Understand what effective performance looks like.
Competency models delineate the knowledge, skills, abilities, and other characteristics (KSAOs) that are required for optimal performance in a particular job or profession.
Don’t just know — do.
Our models help you understand and apply the behaviors of meaningful, high-impact philanthropy in your work and relationships.
Support equitable and inclusive hiring and staff retention.
Competency-based hiring practices have been shown to increase the hiring of people of color and improve staff retention.
Program Officer Competency Model©
Chart a path toward transformative grantmaking and trust-based relationships.
Foundation program officers play a critical, nuanced role at the intersection of resources, strategies, and stakeholders. The Program Officer Competency Model captures this complexity.
Development of the model included an analysis of more than 100 job descriptions, a review by competency model experts, and the input of nine focus groups with grantmakers and nonprofit leaders to determine and define the essential competencies of the program officer role.
- Current and prospective program officers: Use the model to check in on and advance your own learning and proficiency.
- Hiring managers: Adopt competency-based hiring practices by utilizing the model in position descriptions, interviews, and hiring.
- Leadership: Amp up your grantmaking strategies by ensuring your team has the skills and knowledge they need to succeed.
We encourage you to use, adapt, and share this model to map your professional journey, structure position descriptions, design training programs, and so much more.
Download the PDF or explore the interactive model below!
Key Definitions
Sources: Campion et al., 2011; Shippmann et al., 2000
Reuse and Licensing Information
We encourage you to adapt, share, and otherwise use this competency model to advance your own work and partnerships in philanthropy. The terms of that use include:
- Attribution: You must give proper credit to the work of the Johnson Center in any materials you use, create, or distribute. This attribution must include a link to this license and make clear that use of this model does not in any way imply an endorsement of your work by the Johnson Center (unless by prior arrangement). Attribution should appear as follows:
The Program Officer Competency Model was created by the Dorothy A. Johnson Center for Philanthropy at Grand Valley State University © 2021. Use under Creative Commons Attribution-NonCommercial-ShareAlike 4.0 International license.
- NonCommercial: You may not use this material for any commercial purposes, unless by prior arrangement.
- ShareAlike: Any materials you create and distribute must be subject to the same terms as this license.
Program Officer Competency Model by the Dorothy A. Johnson Center for Philanthropy at Grand Valley State University is licensed under Attribution-NonCommercial-ShareAlike 4.0 International.
For inquiries, please contact the Johnson Center at jcp@gvsu.edu.
Nonprofit Competency Model for Inclusive Leadership
There are a variety of routes to a career in the nonprofit sector. People become leaders by leveraging undergraduate and graduate degrees, working their way up through organizations, and, particularly in the case of board service, through personal and professional connections. Once you’re in, performance and promotion practices vary widely in method and quality.
The paths to these positions have contributed to a sector whose leadership is lacking in diversity — especially racial diversity — and by extension, inclusive leadership practices. Because competency models rely on KSAOs, they have the potential to contribute to a stronger, more diverse sector that leads with inclusiveness.

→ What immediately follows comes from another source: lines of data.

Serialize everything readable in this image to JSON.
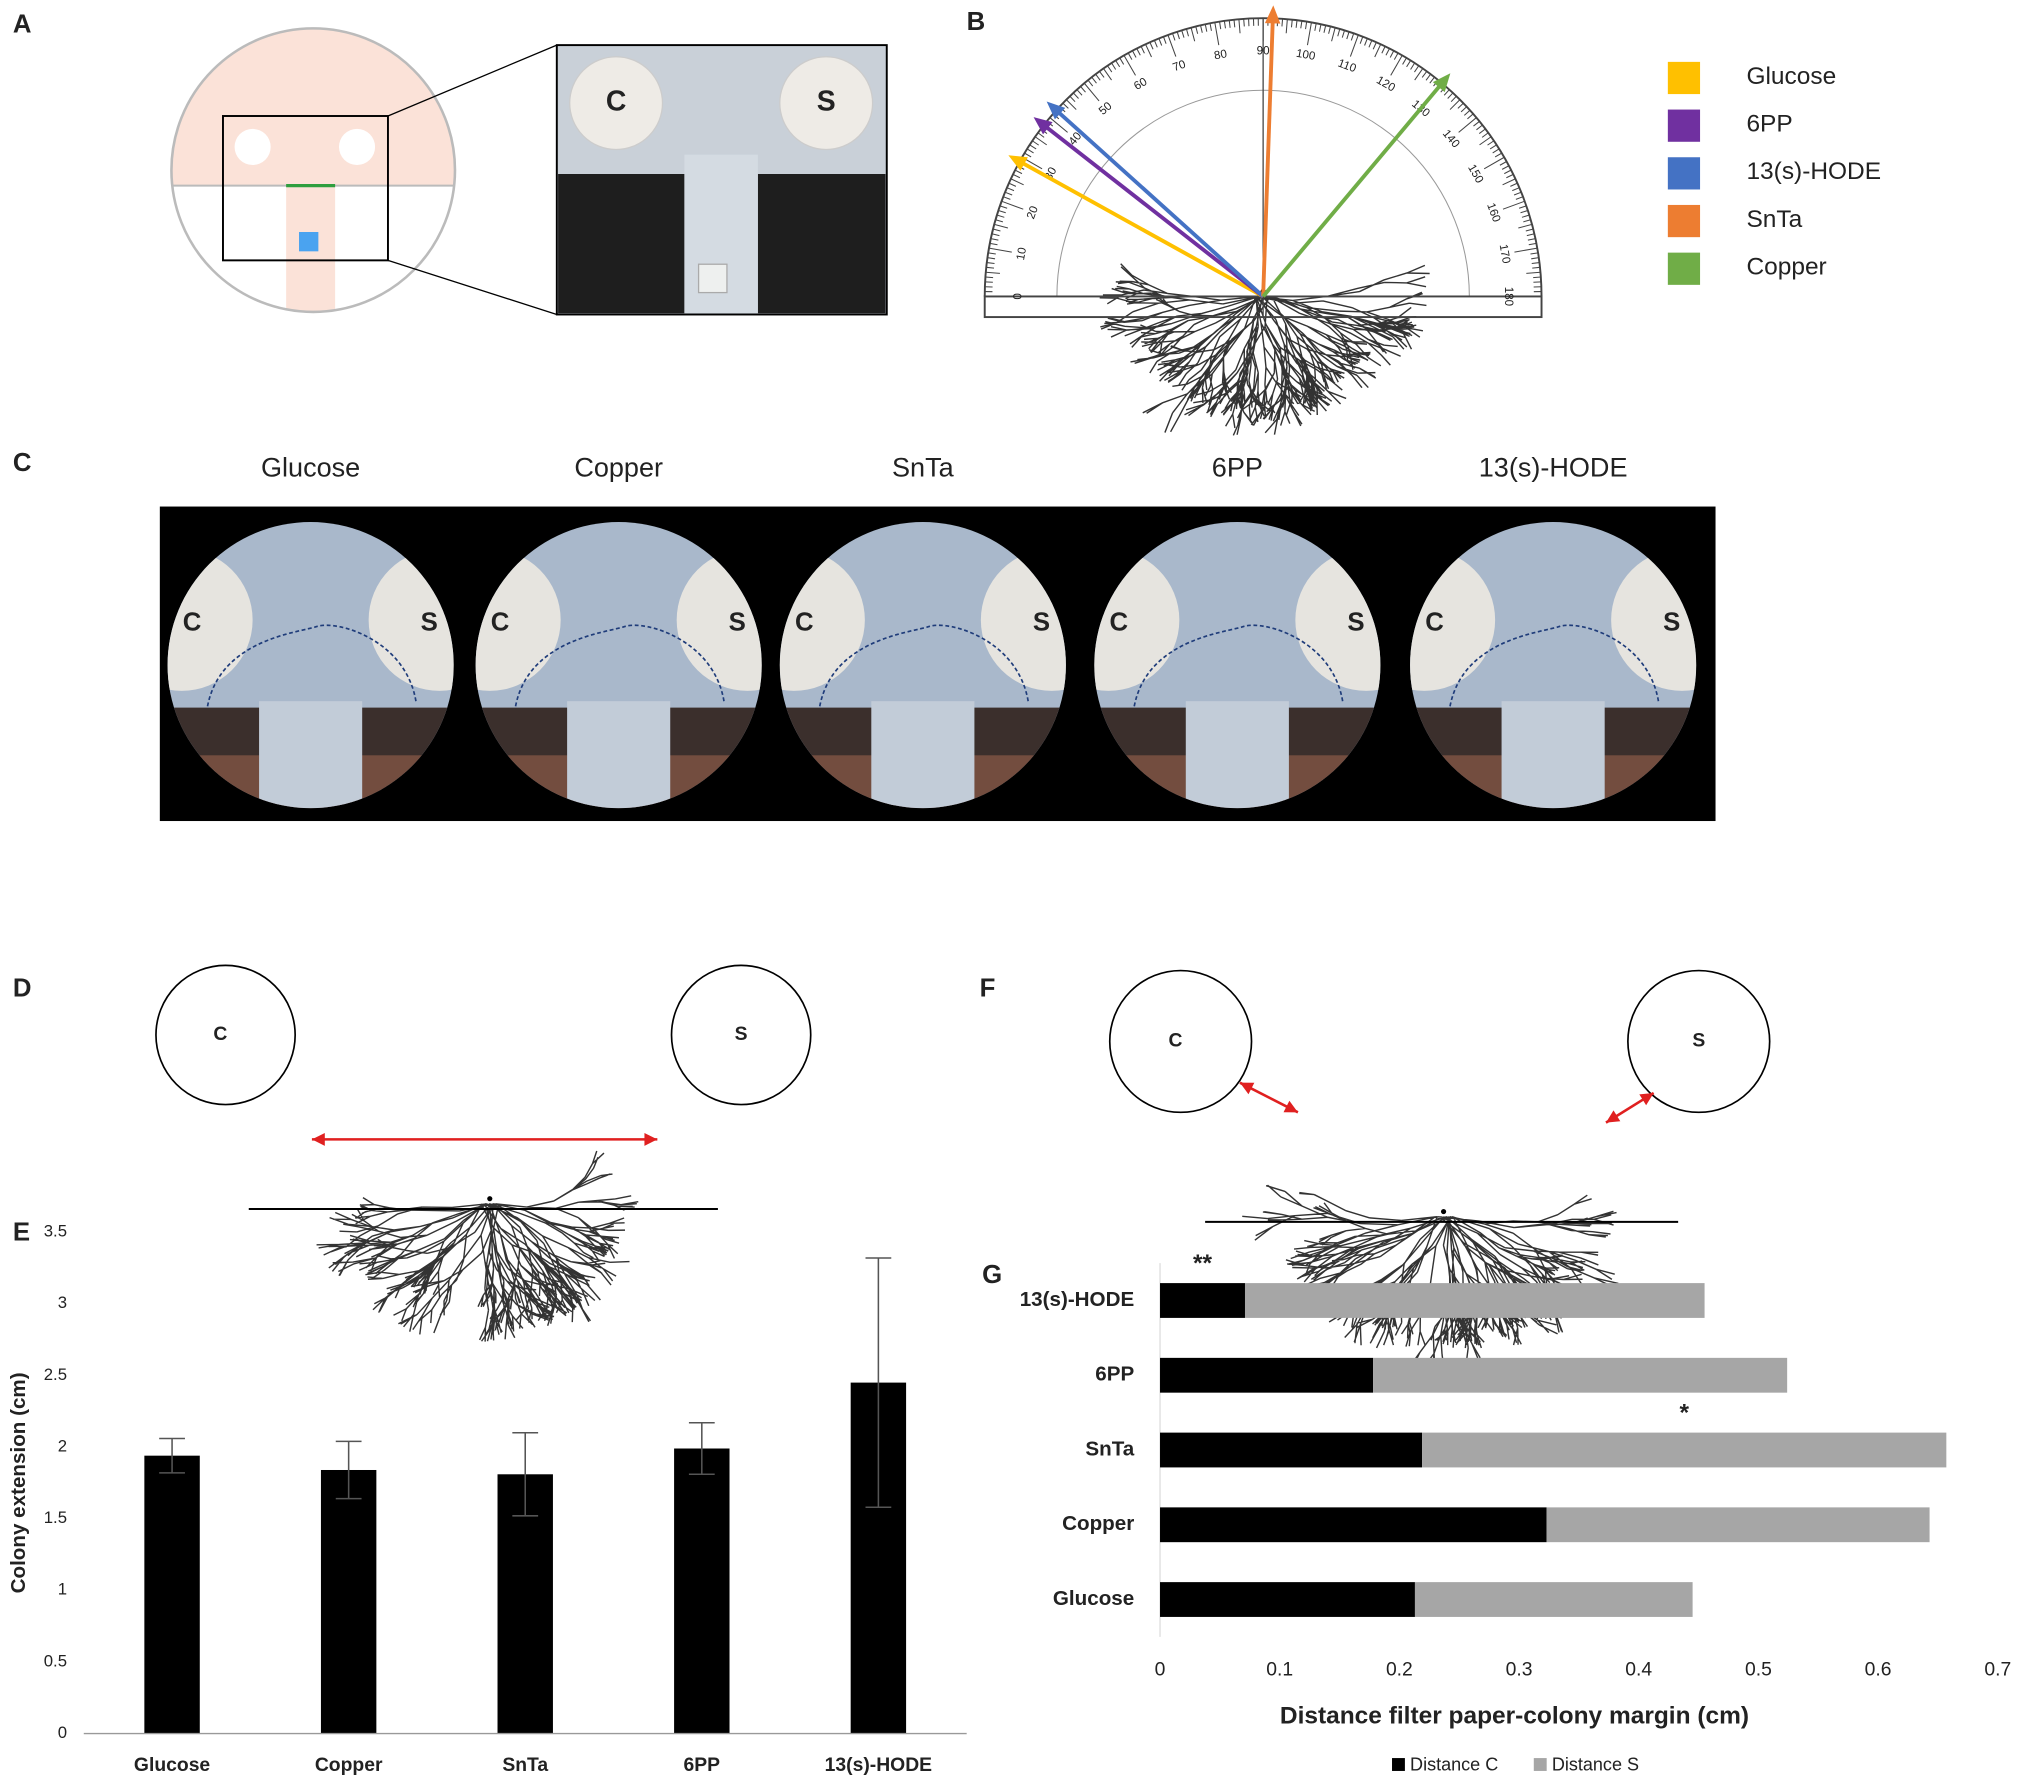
{
  "panel_labels": [
    "A",
    "B",
    "C",
    "D",
    "E",
    "F",
    "G"
  ],
  "panel_a": {
    "disc_labels": [
      "C",
      "S"
    ]
  },
  "panel_b": {
    "scale_labels": [
      0,
      10,
      20,
      30,
      40,
      50,
      60,
      70,
      80,
      90,
      100,
      110,
      120,
      130,
      140,
      150,
      160,
      170,
      180
    ],
    "legend": [
      {
        "name": "Glucose",
        "color": "#ffc000",
        "angle": 29
      },
      {
        "name": "6PP",
        "color": "#7030a0",
        "angle": 38
      },
      {
        "name": "13(s)-HODE",
        "color": "#4472c4",
        "angle": 42
      },
      {
        "name": "SnTa",
        "color": "#ed7d31",
        "angle": 92
      },
      {
        "name": "Copper",
        "color": "#70ad47",
        "angle": 130
      }
    ]
  },
  "panel_c": {
    "titles": [
      "Glucose",
      "Copper",
      "SnTa",
      "6PP",
      "13(s)-HODE"
    ],
    "disc_labels": [
      "C",
      "S"
    ]
  },
  "panel_d": {
    "disc_labels": [
      "C",
      "S"
    ]
  },
  "panel_f": {
    "disc_labels": [
      "C",
      "S"
    ]
  },
  "chart_data": [
    {
      "type": "bar",
      "ylabel": "Colony extension (cm)",
      "categories": [
        "Glucose",
        "Copper",
        "SnTa",
        "6PP",
        "13(s)-HODE"
      ],
      "values": [
        1.94,
        1.84,
        1.81,
        1.99,
        2.45
      ],
      "errors": [
        0.12,
        0.2,
        0.29,
        0.18,
        0.87
      ],
      "color": "#000000",
      "ylim": [
        0,
        3.5
      ],
      "yticks": [
        0,
        0.5,
        1,
        1.5,
        2,
        2.5,
        3,
        3.5
      ],
      "grid": false
    },
    {
      "type": "hbar_stacked",
      "xlabel": "Distance filter paper-colony margin (cm)",
      "categories": [
        "Glucose",
        "Copper",
        "SnTa",
        "6PP",
        "13(s)-HODE"
      ],
      "series": [
        {
          "name": "Distance C",
          "color": "#000000",
          "values": [
            0.213,
            0.323,
            0.219,
            0.178,
            0.071
          ]
        },
        {
          "name": "Distance S",
          "color": "#a6a6a6",
          "values": [
            0.232,
            0.32,
            0.438,
            0.346,
            0.384
          ]
        }
      ],
      "annotations": [
        {
          "text": "**",
          "category": "13(s)-HODE"
        },
        {
          "text": "*",
          "category": "SnTa"
        }
      ],
      "xlim": [
        0,
        0.7
      ],
      "xticks": [
        0,
        0.1,
        0.2,
        0.3,
        0.4,
        0.5,
        0.6,
        0.7
      ],
      "grid": false,
      "legend": "bottom"
    }
  ]
}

A Resource to Support a More Inclusive Workforce
Many frameworks for nonprofit leadership already exist in the field. What we have done is to take the collective wisdom of many organizations and tools — and our own decades of experience in nonprofit leadership — and integrated it all into two summative and interrelated tracks (one for nonprofit staff leaders, one for board members), with an emphasis on KSAOs that contribute to cultures of belonging. The competencies are the same for both staff and board members, rather it is the behaviors that vary depending on each person’s role.
Key Definitions
Sources: Campion et al., 2011; Shippmann et al., 2000
Reuse and Licensing Information
The Competency Model for Nonprofit Inclusive Leadership represents a unique compilation of material from existing sources, expertise from Johnson Center team members and colleagues, and original writing and research. As such, the Dorothy A. Johnson Center for Philanthropy at Grand Valley State University asserts copyright in compilation for the Competency Model for Nonprofit Inclusive Leadership. Cited content included in the model is subject to the copyright of the source material.
We encourage you to engage with, adapt, share, and otherwise use this competency model to advance your own work and partnerships in philanthropy. The Competency Model for Nonprofit Inclusive Leadership is available for reuse under a Creative Commons Attribution-NonCommercial-ShareAlike 4.0 International license.